Уильям добрался до заднего двора, остановился там и, покачиваясь, оглянулся, потом лег на траву и, откинув деревянный щит, принялся протискиваться под дом. Эдвард, все еще с аксолотлем в руках, пытался слабым голосом увещевать своего шурина. Ноги Уильяма примерно секунд десять торчали из-под дома, словно ноги раздавленной Злой Волшебницы Гингемы. Потом втянулись в темноту. Сразу же вслед за этим ветер принес отдаленный вой сирен.
Мягкая пыль под домом была прохладной на ощупь. Она копилась здесь вот уже скоро пятьдесят лет. Она понятия не имела о дуновениях вечернего воздуха под крыльями огромной птицы. Она была равнодушна к ходу истории, к теории цивилизации и к людским страданиям. Уильям лежал на боку, прижавшись щекой к ладони, которая утопала в мягкой пыли. Он слышал глухие звуки, доносящиеся из-под земли — прямо сквозь ладонь. И вспомнил о том, как обитавшие на Великих Равнинах индейцы, преследуя стада бизонов, слушали прерию, прикладывая ухо к земле, а потом вспомнил себя самого сорок лет назад: он тогда слушал горячие стальные рельсы и воображал далекие экспрессы, неудержимо и яростно мчащиеся к неведомым и экзотическим пунктам назначения.
Сейчас же ему представлялось, что где-то глубоко внизу он слышит приглушенный надсадный рокот — эхо могучих водопадов, переливающихся из одной подземной пещеры в другую, или скрежет вращающихся челюстей левиафана, прогрызающего себе путь в земной коре где-то далеко, в нескольких милях внизу.

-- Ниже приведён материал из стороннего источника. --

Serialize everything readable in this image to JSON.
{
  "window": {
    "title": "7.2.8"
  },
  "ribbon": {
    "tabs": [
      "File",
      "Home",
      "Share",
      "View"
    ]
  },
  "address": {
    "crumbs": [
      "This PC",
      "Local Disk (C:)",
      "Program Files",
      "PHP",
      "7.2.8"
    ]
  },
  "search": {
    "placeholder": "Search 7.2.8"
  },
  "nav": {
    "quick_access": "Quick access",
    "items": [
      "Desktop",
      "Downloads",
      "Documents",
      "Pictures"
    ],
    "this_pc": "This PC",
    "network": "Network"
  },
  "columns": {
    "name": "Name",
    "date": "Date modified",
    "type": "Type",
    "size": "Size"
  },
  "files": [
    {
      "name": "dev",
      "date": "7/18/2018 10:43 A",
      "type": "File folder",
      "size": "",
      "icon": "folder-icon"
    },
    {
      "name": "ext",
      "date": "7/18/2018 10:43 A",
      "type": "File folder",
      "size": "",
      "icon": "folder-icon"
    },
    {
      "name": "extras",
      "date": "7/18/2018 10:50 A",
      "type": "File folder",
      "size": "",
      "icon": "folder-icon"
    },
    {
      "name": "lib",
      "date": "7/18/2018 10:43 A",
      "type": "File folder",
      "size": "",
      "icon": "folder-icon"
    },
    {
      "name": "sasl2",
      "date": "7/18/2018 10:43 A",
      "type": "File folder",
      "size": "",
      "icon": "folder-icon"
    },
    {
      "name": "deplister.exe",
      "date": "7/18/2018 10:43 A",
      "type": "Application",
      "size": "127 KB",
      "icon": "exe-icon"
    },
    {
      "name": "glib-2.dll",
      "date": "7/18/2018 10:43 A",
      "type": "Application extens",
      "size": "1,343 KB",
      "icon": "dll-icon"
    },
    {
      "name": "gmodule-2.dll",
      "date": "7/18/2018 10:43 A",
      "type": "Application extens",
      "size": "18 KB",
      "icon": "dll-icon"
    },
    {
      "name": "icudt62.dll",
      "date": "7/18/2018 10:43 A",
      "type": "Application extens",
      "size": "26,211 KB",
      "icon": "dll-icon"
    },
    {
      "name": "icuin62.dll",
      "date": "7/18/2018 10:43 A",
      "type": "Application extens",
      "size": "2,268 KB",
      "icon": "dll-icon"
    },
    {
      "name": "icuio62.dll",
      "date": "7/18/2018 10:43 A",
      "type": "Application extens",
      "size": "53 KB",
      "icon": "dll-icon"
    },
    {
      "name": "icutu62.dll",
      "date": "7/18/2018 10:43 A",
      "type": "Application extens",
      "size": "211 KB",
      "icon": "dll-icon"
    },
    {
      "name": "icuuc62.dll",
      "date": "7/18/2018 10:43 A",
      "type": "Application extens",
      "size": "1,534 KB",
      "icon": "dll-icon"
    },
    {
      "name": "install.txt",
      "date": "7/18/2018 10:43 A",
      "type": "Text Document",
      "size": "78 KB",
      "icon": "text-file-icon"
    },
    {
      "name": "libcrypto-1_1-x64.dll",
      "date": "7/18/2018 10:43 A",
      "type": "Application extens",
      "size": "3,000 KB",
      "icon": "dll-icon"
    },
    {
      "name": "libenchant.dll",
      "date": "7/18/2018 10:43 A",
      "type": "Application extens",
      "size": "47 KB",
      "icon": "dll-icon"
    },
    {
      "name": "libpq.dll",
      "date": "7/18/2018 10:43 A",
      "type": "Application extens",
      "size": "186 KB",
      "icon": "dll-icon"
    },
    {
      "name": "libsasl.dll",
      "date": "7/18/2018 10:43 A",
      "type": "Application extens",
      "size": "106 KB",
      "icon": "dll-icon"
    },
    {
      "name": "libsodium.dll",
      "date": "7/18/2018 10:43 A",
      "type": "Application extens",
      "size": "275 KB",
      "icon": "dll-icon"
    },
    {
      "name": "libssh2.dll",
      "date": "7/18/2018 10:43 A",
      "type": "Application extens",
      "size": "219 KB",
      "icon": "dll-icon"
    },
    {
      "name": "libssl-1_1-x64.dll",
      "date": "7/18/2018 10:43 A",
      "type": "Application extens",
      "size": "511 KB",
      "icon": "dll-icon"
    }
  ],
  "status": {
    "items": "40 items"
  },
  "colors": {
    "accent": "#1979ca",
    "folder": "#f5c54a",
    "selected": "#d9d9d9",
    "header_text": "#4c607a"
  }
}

Уильям почувствовал, что засыпает. Сегодня был длинный день. День, овеянный вдохновением теории цивилизации. У Уильяма был свой взгляд на философию вещей, он верил, что разделенные фрагменты и детали часто несут в себе нечто гораздо большее, чем сложенные вместе. Пальто для мыши, распашонка для аксолотля, штанишки для крота — так шаг за шагом наука приблизится к знаменательному дню, когда провозгласит конец дикости и приход цивилизации. Он без устали раскрывает чужие козни, рушит каверзные планы, однако истина от этого не становится яснее, а более того — ускользает от него все дальше. В чем причина? Узнать правду — значит разрушить порядок вещей. Знание не есть связующий материал, крепостная стена порядка на пути хаоса; это множащиеся мельчайшие трещины, разбегающиеся в тысячах направлений, постоянно грозящие развалить нашу веру на невосстановимые части. Подобное не укладывалось у Уильяма в голове. Это было слишком сложно для его понимания.
— Если ты считаешь, что все понял, — сказал он вслух, — то прими мои поздравления.
— Понял что? — спросил голос в нескольких дюймах от его уха. Кто-то потряс его за ногу. — Давай вылезай.
Уильям открыл глаза, но не сумел рассмотреть ничего, кроме сгорбленной тени — силуэта существа, явившегося из преисподней мучить его. Вокруг стало темно и холодно. Правая нога Уильяма совершенно потеряла чувствительность.
— Вот умница, — сказала Уильяму разбудившая его тень. Уильям снова провалился в сон.
Сквозь дрему он почувствовал, как скользит в пыли на боку, словно змея. Это скольжение стало частью его чудесного сна, который тянулся целую вечность, приятно переплетенный с далекими тихими голосами, хлопающими дверями и прочим, в тихом и покойном отрыве от переживаний внешнего мира.
Эдвард ничего не понимал. Все это время он занимался своим делом, обычным и нормальным: возился с мышами, изучал тропических рыб, устраивал встречи ньютонианцев, чтобы был повод приятно выкурить трубку за обсуждением интересных проектов путешествия к центру Земли. И где-то среди этой ясной и выверенной цепочки — где именно, он не знал и сам, — ступил ногой в трясину беспорядка и досады. «Да, именно», — решил он. Все не так просто, как кажется. Уильям был совершенно прав.